Introduction. Autoimmune encephalitis associated with ovarian teratoma is a
serious and potentially fatal pathology. While this clinical entity is known
to neurologists, the available literature rarely mentions the role of a
gynecologist in diagnostic imagining and treatment. Although several months
have passed from the appearance of the symptoms to surgical treatment, this
case shows that even then a complete recovery is possible. Case
presentation. The patient was a 28-year-old female, brought to the hospital
because a sudden onset of unusual behavior - an acute psychosis with
suicidal thoughts and auditory hallucinations. Soon after the admission she
became delirious, uncooperative and agitated. Blood check, neurological
assessment and cranial computed tomography yielded normal results.
Therefore, a psychiatric disorder was suspected.
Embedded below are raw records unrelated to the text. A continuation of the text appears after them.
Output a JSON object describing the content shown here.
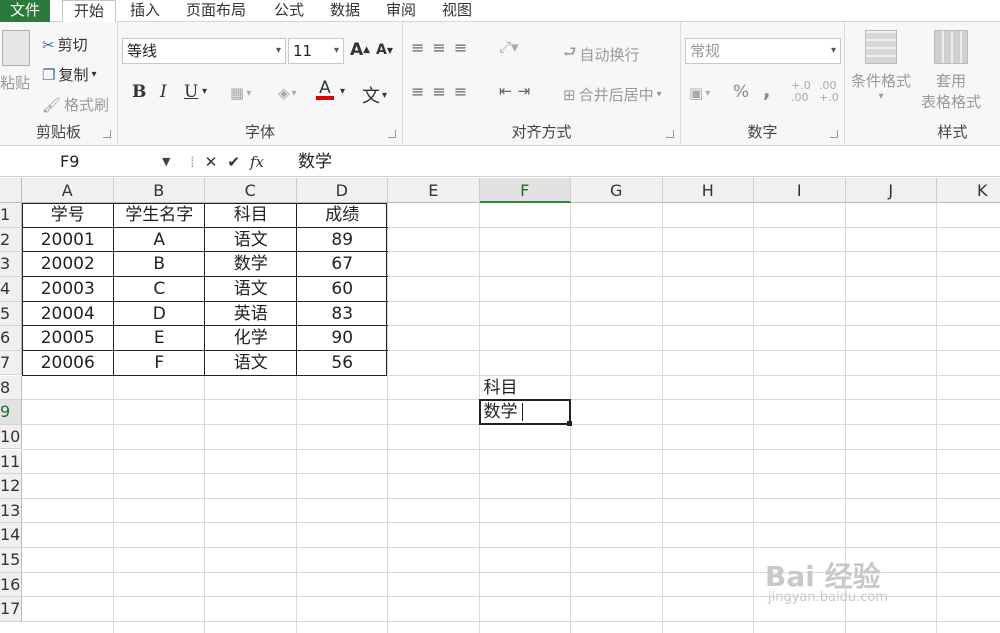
{
  "menu": {
    "tabs": [
      "文件",
      "开始",
      "插入",
      "页面布局",
      "公式",
      "数据",
      "审阅",
      "视图"
    ]
  },
  "ribbon": {
    "clipboard": {
      "paste": "粘贴",
      "cut": "剪切",
      "copy": "复制",
      "format_painter": "格式刷",
      "label": "剪贴板"
    },
    "font": {
      "name": "等线",
      "size": "11",
      "label": "字体",
      "bold": "B",
      "italic": "I",
      "underline": "U",
      "grow": "A",
      "shrink": "A",
      "font_color": "A",
      "wen": "文"
    },
    "alignment": {
      "wrap": "自动换行",
      "merge": "合并后居中",
      "label": "对齐方式"
    },
    "number": {
      "format": "常规",
      "percent": "%",
      "comma": ",",
      "inc_decimal": "+.0 .00",
      "dec_decimal": ".00 +.0",
      "label": "数字"
    },
    "styles": {
      "conditional": "条件格式",
      "table_format_1": "套用",
      "table_format_2": "表格格式",
      "label": "样式"
    }
  },
  "formula_bar": {
    "name_box": "F9",
    "formula": "数学",
    "fx": "fx"
  },
  "columns": [
    "A",
    "B",
    "C",
    "D",
    "E",
    "F",
    "G",
    "H",
    "I",
    "J",
    "K"
  ],
  "selected_column": "F",
  "rows": [
    "1",
    "2",
    "3",
    "4",
    "5",
    "6",
    "7",
    "8",
    "9",
    "10",
    "11",
    "12",
    "13",
    "14",
    "15",
    "16",
    "17"
  ],
  "selected_row": "9",
  "table": {
    "header": [
      "学号",
      "学生名字",
      "科目",
      "成绩"
    ],
    "rows": [
      [
        "20001",
        "A",
        "语文",
        "89"
      ],
      [
        "20002",
        "B",
        "数学",
        "67"
      ],
      [
        "20003",
        "C",
        "语文",
        "60"
      ],
      [
        "20004",
        "D",
        "英语",
        "83"
      ],
      [
        "20005",
        "E",
        "化学",
        "90"
      ],
      [
        "20006",
        "F",
        "语文",
        "56"
      ]
    ]
  },
  "criteria": {
    "F8": "科目",
    "F9": "数学"
  },
  "watermark": {
    "brand": "Bai 经验",
    "url": "jingyan.baidu.com"
  },
  "colors": {
    "accent": "#2a7a3a",
    "selected_header": "#1d6b2c"
  }
}
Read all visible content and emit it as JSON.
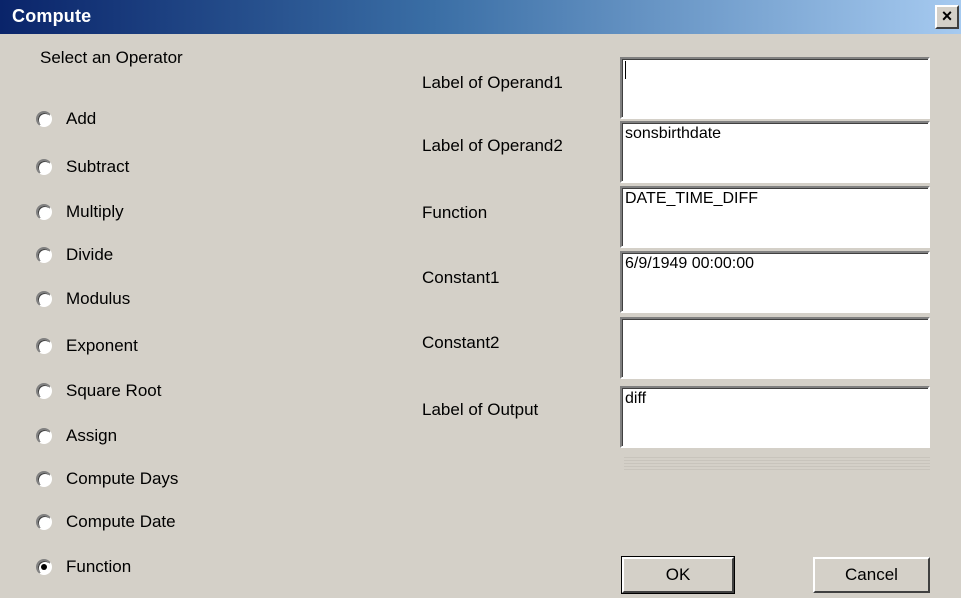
{
  "window": {
    "title": "Compute",
    "close_glyph": "×"
  },
  "operators": {
    "heading": "Select an Operator",
    "items": [
      {
        "label": "Add",
        "checked": false
      },
      {
        "label": "Subtract",
        "checked": false
      },
      {
        "label": "Multiply",
        "checked": false
      },
      {
        "label": "Divide",
        "checked": false
      },
      {
        "label": "Modulus",
        "checked": false
      },
      {
        "label": "Exponent",
        "checked": false
      },
      {
        "label": "Square Root",
        "checked": false
      },
      {
        "label": "Assign",
        "checked": false
      },
      {
        "label": "Compute Days",
        "checked": false
      },
      {
        "label": "Compute Date",
        "checked": false
      },
      {
        "label": "Function",
        "checked": true
      }
    ]
  },
  "fields": [
    {
      "label": "Label of Operand1",
      "value": ""
    },
    {
      "label": "Label of Operand2",
      "value": "sonsbirthdate"
    },
    {
      "label": "Function",
      "value": "DATE_TIME_DIFF"
    },
    {
      "label": "Constant1",
      "value": "6/9/1949 00:00:00"
    },
    {
      "label": "Constant2",
      "value": ""
    },
    {
      "label": "Label of Output",
      "value": "diff"
    }
  ],
  "buttons": {
    "ok": "OK",
    "cancel": "Cancel"
  },
  "colors": {
    "titlebar_start": "#0a246a",
    "titlebar_end": "#a6caf0",
    "face": "#d4d0c8"
  }
}
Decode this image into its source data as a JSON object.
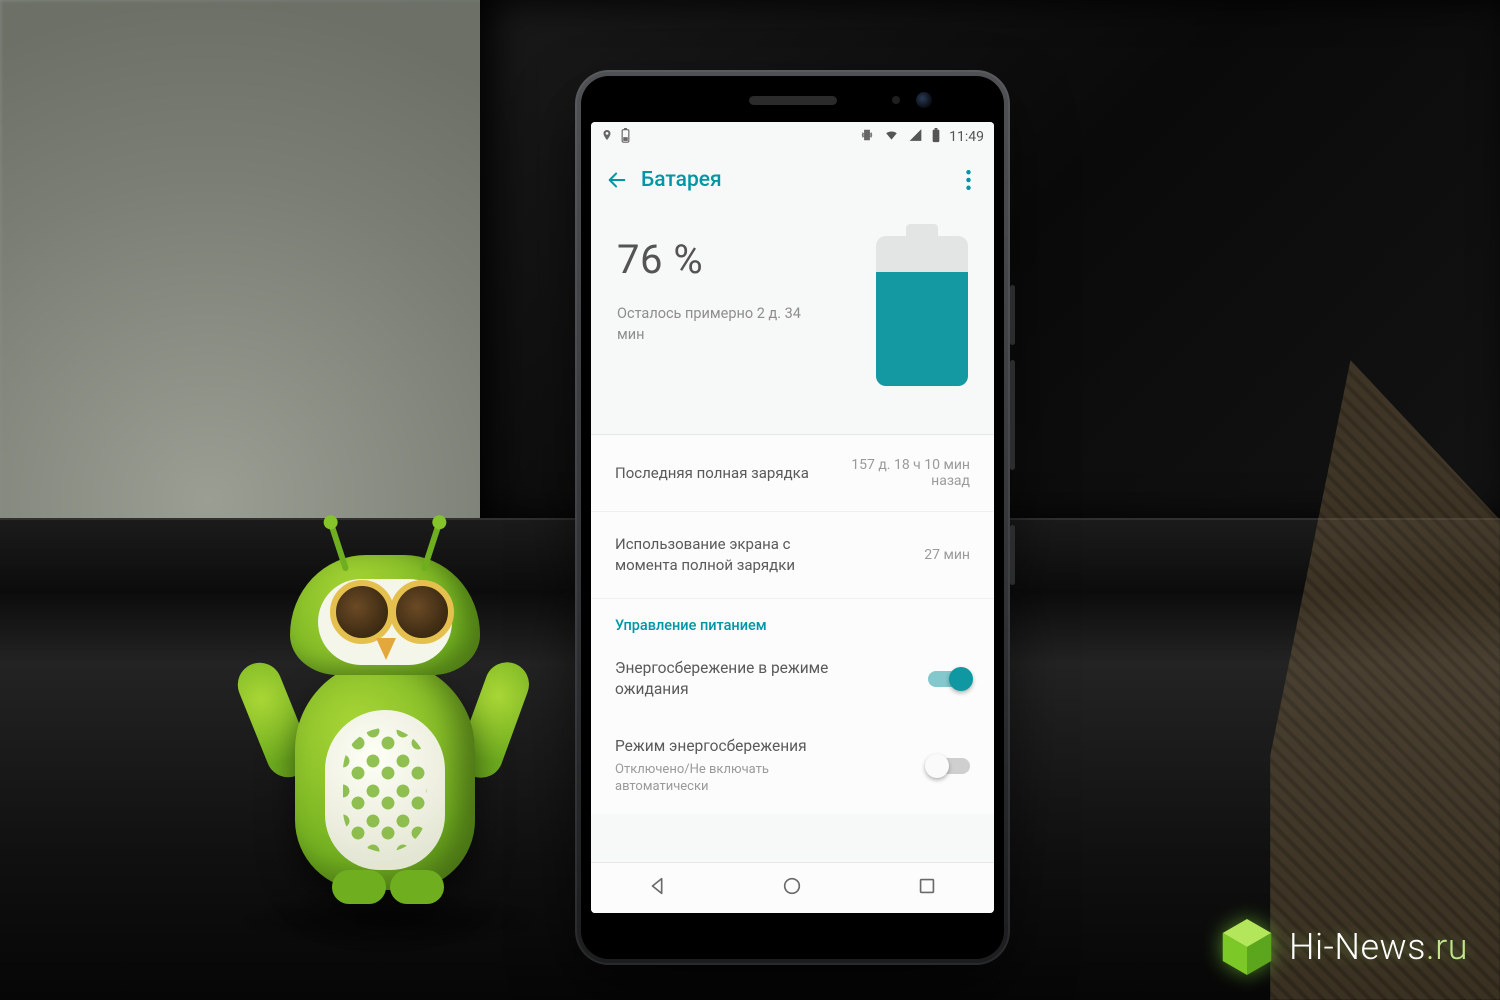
{
  "status_bar": {
    "time": "11:49"
  },
  "appbar": {
    "title": "Батарея"
  },
  "battery": {
    "percent_label": "76 %",
    "percent_value": 76,
    "estimate": "Осталось примерно 2 д. 34 мин"
  },
  "rows": {
    "last_full_charge": {
      "label": "Последняя полная зарядка",
      "value": "157 д. 18 ч 10 мин назад"
    },
    "screen_usage": {
      "label": "Использование экрана с момента полной зарядки",
      "value": "27 мин"
    }
  },
  "power": {
    "header": "Управление питанием",
    "standby_saver": {
      "title": "Энергосбережение в режиме ожидания",
      "on": true
    },
    "battery_saver": {
      "title": "Режим энергосбережения",
      "subtitle": "Отключено/Не включать автоматически",
      "on": false
    }
  },
  "watermark": {
    "brand": "Hi-News",
    "suffix": ".ru"
  }
}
Electroencephalogram
revealed a diffuse encephalitic insufficiency. As cerebrospinal fluid was
negative for infections, the autoimmune etiology of the disease was
suspected. Abdominal computer tomography showed a complex right ovarian mass
measuring 50 x 40 x 30 mm, confirmed by vaginal ultrasound. Laparoscopy with
right adnexectomy was performed. The pathohistological finding showed a
mature teratoma. In the meantime, the result of the cerebrospinal fluid test
came positive for anti NMDAR antibodies. Six months after surgery, the
patient was in a good mental and neurological status without symptoms.
Conclusion. Gynecologists should be aware of the presence of ovarian tumors
in encephalitis cases. A timely diagnosis of the underlying gynecological
cause of a neurological condition, allows for prompt treatment and can
remarkably improve clinical conditions and, thus, be lifesaving.